Bien avant cela, Louisa Hanoune avait sonné la charge contre le ministre de l’Industrie l’accusant de "lancer un vaste plan de bradage des entreprises publiques". Et à ce dernier, de comparer ces accusations à "des gesticulations mues par les intérêts des tenants de l’immobilisme". Abdeslem Bouchouareb, puisque c’est de lui qu’il s’agit, n’a pas hésité à insinuer, dans la foulée, que certains "des lanceurs d’alerte" sur les dangers d’une privatisation, PT et syndicats inclus, sont, en fait, derrière l’arrêt de complexes industriels, à l’image de ceux d’El Hadjar et de la SNVI.
Louisa Hanoune "lanceuse d’alerte" ? Oui, mais, qu’est-ce qu’un lanceur d’alerte ? L’expression, faut-il le rappeler, a été inventée dans les 1990 par des sociologues Français.
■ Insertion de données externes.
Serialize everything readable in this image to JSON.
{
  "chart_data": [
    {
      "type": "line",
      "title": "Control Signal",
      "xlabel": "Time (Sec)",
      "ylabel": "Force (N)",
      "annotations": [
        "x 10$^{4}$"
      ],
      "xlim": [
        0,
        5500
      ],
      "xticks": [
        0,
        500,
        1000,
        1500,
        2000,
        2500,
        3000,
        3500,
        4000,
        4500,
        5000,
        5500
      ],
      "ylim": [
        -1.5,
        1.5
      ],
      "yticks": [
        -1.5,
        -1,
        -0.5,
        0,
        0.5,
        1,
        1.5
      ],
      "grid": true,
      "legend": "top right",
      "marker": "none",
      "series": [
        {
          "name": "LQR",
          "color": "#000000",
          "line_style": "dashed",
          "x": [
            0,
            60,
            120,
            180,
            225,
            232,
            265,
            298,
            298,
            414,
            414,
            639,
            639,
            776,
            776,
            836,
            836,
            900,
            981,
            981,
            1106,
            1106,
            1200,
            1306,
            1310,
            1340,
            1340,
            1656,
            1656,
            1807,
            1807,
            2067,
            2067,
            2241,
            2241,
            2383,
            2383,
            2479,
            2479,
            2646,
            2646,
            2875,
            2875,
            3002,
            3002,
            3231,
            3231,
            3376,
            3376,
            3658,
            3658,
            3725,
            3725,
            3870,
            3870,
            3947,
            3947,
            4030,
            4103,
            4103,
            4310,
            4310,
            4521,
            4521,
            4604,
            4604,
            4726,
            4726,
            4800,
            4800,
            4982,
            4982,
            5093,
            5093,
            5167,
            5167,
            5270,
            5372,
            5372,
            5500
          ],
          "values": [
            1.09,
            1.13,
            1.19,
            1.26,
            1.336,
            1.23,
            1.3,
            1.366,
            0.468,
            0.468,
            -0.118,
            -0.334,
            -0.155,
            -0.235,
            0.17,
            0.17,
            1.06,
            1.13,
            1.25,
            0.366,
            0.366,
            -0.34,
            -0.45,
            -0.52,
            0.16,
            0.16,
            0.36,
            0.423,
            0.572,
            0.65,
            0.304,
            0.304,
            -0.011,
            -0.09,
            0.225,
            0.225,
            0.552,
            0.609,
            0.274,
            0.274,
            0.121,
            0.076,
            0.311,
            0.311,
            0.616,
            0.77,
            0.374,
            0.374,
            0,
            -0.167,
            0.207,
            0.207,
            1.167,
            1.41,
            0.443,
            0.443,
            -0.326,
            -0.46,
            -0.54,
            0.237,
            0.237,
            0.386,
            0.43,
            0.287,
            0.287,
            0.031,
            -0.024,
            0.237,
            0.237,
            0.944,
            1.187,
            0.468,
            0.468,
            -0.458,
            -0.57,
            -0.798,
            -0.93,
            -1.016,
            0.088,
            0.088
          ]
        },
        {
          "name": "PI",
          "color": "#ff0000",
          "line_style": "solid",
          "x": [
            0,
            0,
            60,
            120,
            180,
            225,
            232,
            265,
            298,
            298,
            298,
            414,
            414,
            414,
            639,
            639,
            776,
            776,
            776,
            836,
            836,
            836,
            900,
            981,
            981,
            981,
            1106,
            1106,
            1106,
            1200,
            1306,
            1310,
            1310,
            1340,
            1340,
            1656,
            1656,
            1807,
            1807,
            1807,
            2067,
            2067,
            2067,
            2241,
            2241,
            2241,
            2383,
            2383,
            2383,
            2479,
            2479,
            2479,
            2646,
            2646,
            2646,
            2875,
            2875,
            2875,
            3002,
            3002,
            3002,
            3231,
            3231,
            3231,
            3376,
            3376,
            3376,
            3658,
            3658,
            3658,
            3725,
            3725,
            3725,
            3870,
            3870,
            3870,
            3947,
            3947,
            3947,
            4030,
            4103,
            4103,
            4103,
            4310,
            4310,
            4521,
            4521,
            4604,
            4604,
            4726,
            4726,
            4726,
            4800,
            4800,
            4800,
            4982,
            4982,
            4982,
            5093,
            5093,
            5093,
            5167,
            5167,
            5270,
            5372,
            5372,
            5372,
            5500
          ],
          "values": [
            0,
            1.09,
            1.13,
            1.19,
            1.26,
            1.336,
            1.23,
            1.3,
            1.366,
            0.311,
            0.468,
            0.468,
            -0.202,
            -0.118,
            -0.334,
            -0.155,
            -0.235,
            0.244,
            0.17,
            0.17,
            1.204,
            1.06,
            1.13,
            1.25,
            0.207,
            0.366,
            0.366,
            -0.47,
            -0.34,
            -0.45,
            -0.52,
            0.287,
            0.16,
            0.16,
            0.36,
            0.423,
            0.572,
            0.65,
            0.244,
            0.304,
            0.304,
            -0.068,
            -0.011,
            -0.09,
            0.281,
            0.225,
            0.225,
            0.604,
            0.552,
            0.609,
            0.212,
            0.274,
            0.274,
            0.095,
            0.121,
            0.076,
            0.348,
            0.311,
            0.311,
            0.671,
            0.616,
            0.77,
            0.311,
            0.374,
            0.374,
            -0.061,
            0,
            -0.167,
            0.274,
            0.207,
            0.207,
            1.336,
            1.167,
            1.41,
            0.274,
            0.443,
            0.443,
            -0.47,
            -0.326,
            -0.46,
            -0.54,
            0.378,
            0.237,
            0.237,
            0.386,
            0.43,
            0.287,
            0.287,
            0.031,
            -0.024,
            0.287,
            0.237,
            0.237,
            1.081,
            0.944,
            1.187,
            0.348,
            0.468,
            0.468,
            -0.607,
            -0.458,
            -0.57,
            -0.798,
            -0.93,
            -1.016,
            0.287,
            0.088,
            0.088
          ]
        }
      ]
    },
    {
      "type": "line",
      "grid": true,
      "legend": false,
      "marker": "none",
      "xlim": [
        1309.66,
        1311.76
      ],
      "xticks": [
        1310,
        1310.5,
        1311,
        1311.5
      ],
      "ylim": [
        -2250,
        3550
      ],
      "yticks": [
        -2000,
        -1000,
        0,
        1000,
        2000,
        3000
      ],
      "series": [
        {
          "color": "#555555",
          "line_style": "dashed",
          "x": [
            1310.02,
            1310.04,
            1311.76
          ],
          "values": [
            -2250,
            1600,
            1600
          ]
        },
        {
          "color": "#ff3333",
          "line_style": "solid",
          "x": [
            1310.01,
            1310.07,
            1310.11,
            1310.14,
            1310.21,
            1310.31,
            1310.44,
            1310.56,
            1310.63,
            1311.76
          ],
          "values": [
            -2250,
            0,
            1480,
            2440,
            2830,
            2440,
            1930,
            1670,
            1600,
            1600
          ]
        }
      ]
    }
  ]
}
Elle vise, explicitement, à séparer le dénonciateur (sincère) du délateur (intéressé). Autrement dit, le lanceur d’alerte désigne une personne ou un groupe qui estime avoir découvert des éléments qu’il considère menaçants pour l’homme, la société, l’économie ou l’environnement et qui, de manière désintéressée, décide de les porter à la connaissance d’instances officielles, d’associations ou de médias, parfois contre l’avis de sa hiérarchie(*).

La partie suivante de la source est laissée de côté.